Dima sighed. ‘I spoke out of turn,’ he said tiredly. ‘Matriev is a sore spot for me. I want him and I want him badly, but Ren’s right, I’m not going to put people in danger to get what I want.’ He scowled, expression darkening. ‘That’s Matriev’s game. Not mine.’
Reniah pushed back her chair. ‘Let’s go,’ she said to Krystof. ‘You’ve done nothing but stab at that poor salad. We’ll go to Danika’s and get dumplings.’ She smiled at Krystof. ‘My treat.’
‘You just ate,’ Dima said, ‘Surely you can’t still be hungry?’
Reniah looked down her nose at him. ‘I can be anything I want to be,’ she replied haughtily, ‘and you are not invited.’
Dima grinned. ‘You’re a harsh woman.’
Reniah clucked her tongue. ‘Harsh nothing. You have a meeting with Ghorki in fifteen minutes.’ She smirked. ‘Which you have not prepared for.’
‘Sh---‘ Dima bit off the curse, glancing swiftly at his wristwatch. ‘You’re right. I’ve gotta go.’
Reniah was smug. ‘I’m always right.’
Grabbing up his gauntlets Dima stood, grabbed his tray and bustled toward waste disposal, calling over his shoulder to Krystof, ‘I’ll let the Commander know about Alukov. He’ll still expect a written report though, so consider yourself warned.’
Krystof sighed. ‘I know.’ He had no idea what he was going to write. The meeting and sealing had been mostly uneventful and he hadn’t learned anything concrete. In fact he’d come away with more questions than answers.

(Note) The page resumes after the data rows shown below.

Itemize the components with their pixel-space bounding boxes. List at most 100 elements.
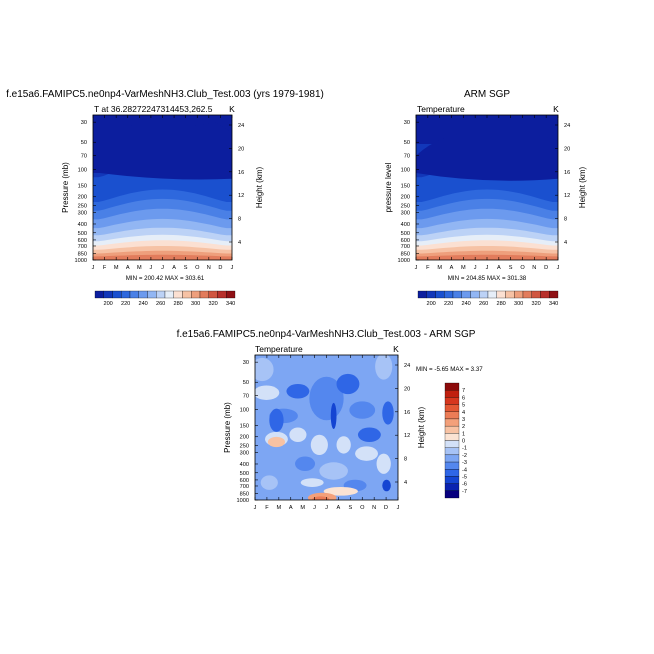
y2-tick-label: 12 — [564, 193, 570, 199]
y2-tick-label: 12 — [404, 433, 410, 439]
contour-fill — [300, 478, 324, 487]
colorbar-label: 320 — [531, 301, 540, 307]
y2-tick-label: 20 — [564, 146, 570, 152]
colorbar-label: 1 — [462, 431, 465, 437]
x-tick-label: J — [325, 505, 328, 511]
colorbar-label: 260 — [156, 301, 165, 307]
colorbar-swatch — [522, 290, 532, 299]
x-tick-label: J — [150, 265, 153, 271]
y-tick-label: 30 — [243, 360, 249, 366]
x-tick-label: M — [137, 265, 142, 271]
colorbar-label: 340 — [226, 301, 235, 307]
x-tick-label: M — [276, 505, 281, 511]
y2-tick-label: 24 — [564, 123, 570, 129]
x-tick-label: M — [437, 265, 442, 271]
colorbar-label: -2 — [462, 453, 467, 459]
y2-tick-label: 8 — [404, 457, 407, 463]
contour-fill — [375, 355, 393, 380]
colorbar-swatch — [444, 382, 460, 391]
colorbar-swatch — [549, 290, 559, 299]
y-tick-label: 1000 — [237, 498, 249, 504]
y2-tick-label: 8 — [238, 217, 241, 223]
y2-tick-label: 24 — [404, 363, 410, 369]
colorbar-label: 300 — [514, 301, 523, 307]
colorbar-label: 0 — [462, 439, 465, 445]
y-tick-label: 700 — [240, 484, 249, 490]
x-tick-label: O — [360, 505, 365, 511]
colorbar-label: 220 — [121, 301, 130, 307]
contour-fill — [382, 401, 394, 425]
x-tick-label: A — [337, 505, 341, 511]
y-tick-label: 70 — [81, 153, 87, 159]
y-tick-label: 30 — [404, 120, 410, 126]
x-tick-label: J — [397, 505, 400, 511]
y-tick-label: 250 — [240, 444, 249, 450]
x-tick-label: J — [486, 265, 489, 271]
x-tick-label: S — [348, 505, 352, 511]
y2-tick-label: 16 — [238, 170, 244, 176]
y-tick-label: 200 — [401, 195, 410, 201]
colorbar-swatch — [426, 290, 436, 299]
colorbar-swatch — [514, 290, 524, 299]
panel-diff-minmax: MIN = -5.65 MAX = 3.37 — [416, 366, 483, 373]
y-tick-label: 150 — [240, 423, 249, 429]
colorbar-label: 280 — [496, 301, 505, 307]
contour-fill — [382, 479, 391, 492]
y-tick-label: 700 — [78, 244, 87, 250]
colorbar-swatch — [531, 290, 541, 299]
x-tick-label: A — [289, 505, 293, 511]
colorbar-swatch — [103, 290, 113, 299]
y-tick-label: 250 — [401, 204, 410, 210]
contour-fill — [267, 436, 286, 448]
x-tick-label: A — [126, 265, 130, 271]
y-tick-label: 50 — [243, 380, 249, 386]
y-tick-label: 1000 — [75, 258, 87, 264]
colorbar-label: 6 — [462, 395, 465, 401]
x-tick-label: S — [184, 265, 188, 271]
x-tick-label: J — [313, 505, 316, 511]
x-tick-label: J — [415, 265, 418, 271]
colorbar-label: 5 — [462, 403, 465, 409]
contour-fill — [255, 385, 280, 400]
contour-fill — [295, 456, 316, 471]
colorbar-swatch — [444, 418, 460, 427]
colorbar-label: 200 — [103, 301, 112, 307]
contour-fill — [310, 434, 328, 456]
colorbar-label: 220 — [444, 301, 453, 307]
y-tick-label: 30 — [81, 120, 87, 126]
y-tick-label: 850 — [240, 492, 249, 498]
colorbar-swatch — [147, 290, 157, 299]
panel-model-minmax: MIN = 200.42 MAX = 303.61 — [126, 275, 205, 282]
colorbar-swatch — [444, 483, 460, 491]
y-tick-label: 100 — [78, 167, 87, 173]
panel-model-unit-label: K — [229, 104, 235, 114]
contour-fill — [286, 384, 310, 399]
x-tick-label: O — [520, 265, 525, 271]
y-tick-label: 500 — [78, 231, 87, 237]
panel-model-ylabel: Pressure (mb) — [61, 162, 70, 213]
y2-tick-label: 4 — [238, 240, 241, 246]
panel-model-title: f.e15a6.FAMIPC5.ne0np4-VarMeshNH3.Club_T… — [6, 89, 324, 100]
panel-obs-unit-label: K — [553, 104, 559, 114]
colorbar-label: 340 — [549, 301, 558, 307]
colorbar-label: -7 — [462, 489, 467, 495]
contour-fill — [357, 427, 381, 442]
panel-model-contour-field — [93, 115, 232, 260]
y-tick-label: 150 — [401, 183, 410, 189]
panel-model-left-label: T at 36.28272247314453,262.5 — [94, 104, 213, 114]
y2-tick-label: 20 — [238, 146, 244, 152]
colorbar-swatch — [461, 290, 471, 299]
contour-fill — [355, 446, 378, 461]
x-tick-label: F — [103, 265, 107, 271]
x-tick-label: D — [384, 505, 388, 511]
colorbar-label: -4 — [462, 467, 467, 473]
panel-diff-title: f.e15a6.FAMIPC5.ne0np4-VarMeshNH3.Club_T… — [177, 329, 476, 340]
colorbar-swatch — [173, 290, 183, 299]
y-tick-label: 300 — [401, 211, 410, 217]
panel-model-colorbar: 200 220 240 260 280 300 320 340 — [94, 290, 235, 307]
colorbar-swatch — [444, 411, 460, 420]
colorbar-swatch — [121, 290, 131, 299]
colorbar-swatch — [444, 440, 460, 448]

‘Come,’ Reniah touched his elbow. ‘Dumplings now, report later.’
Krystof smiled. ‘I’m pretty sure, as my senior teammate, you shouldn’t be encouraging me to neglect paperwork.’
Reniah beamed at him, revealing the small gap between her front teeth. ‘Paperwork is for lesser mortals,’ she scoffed. ‘Dumplings are for the gods and their chosen.’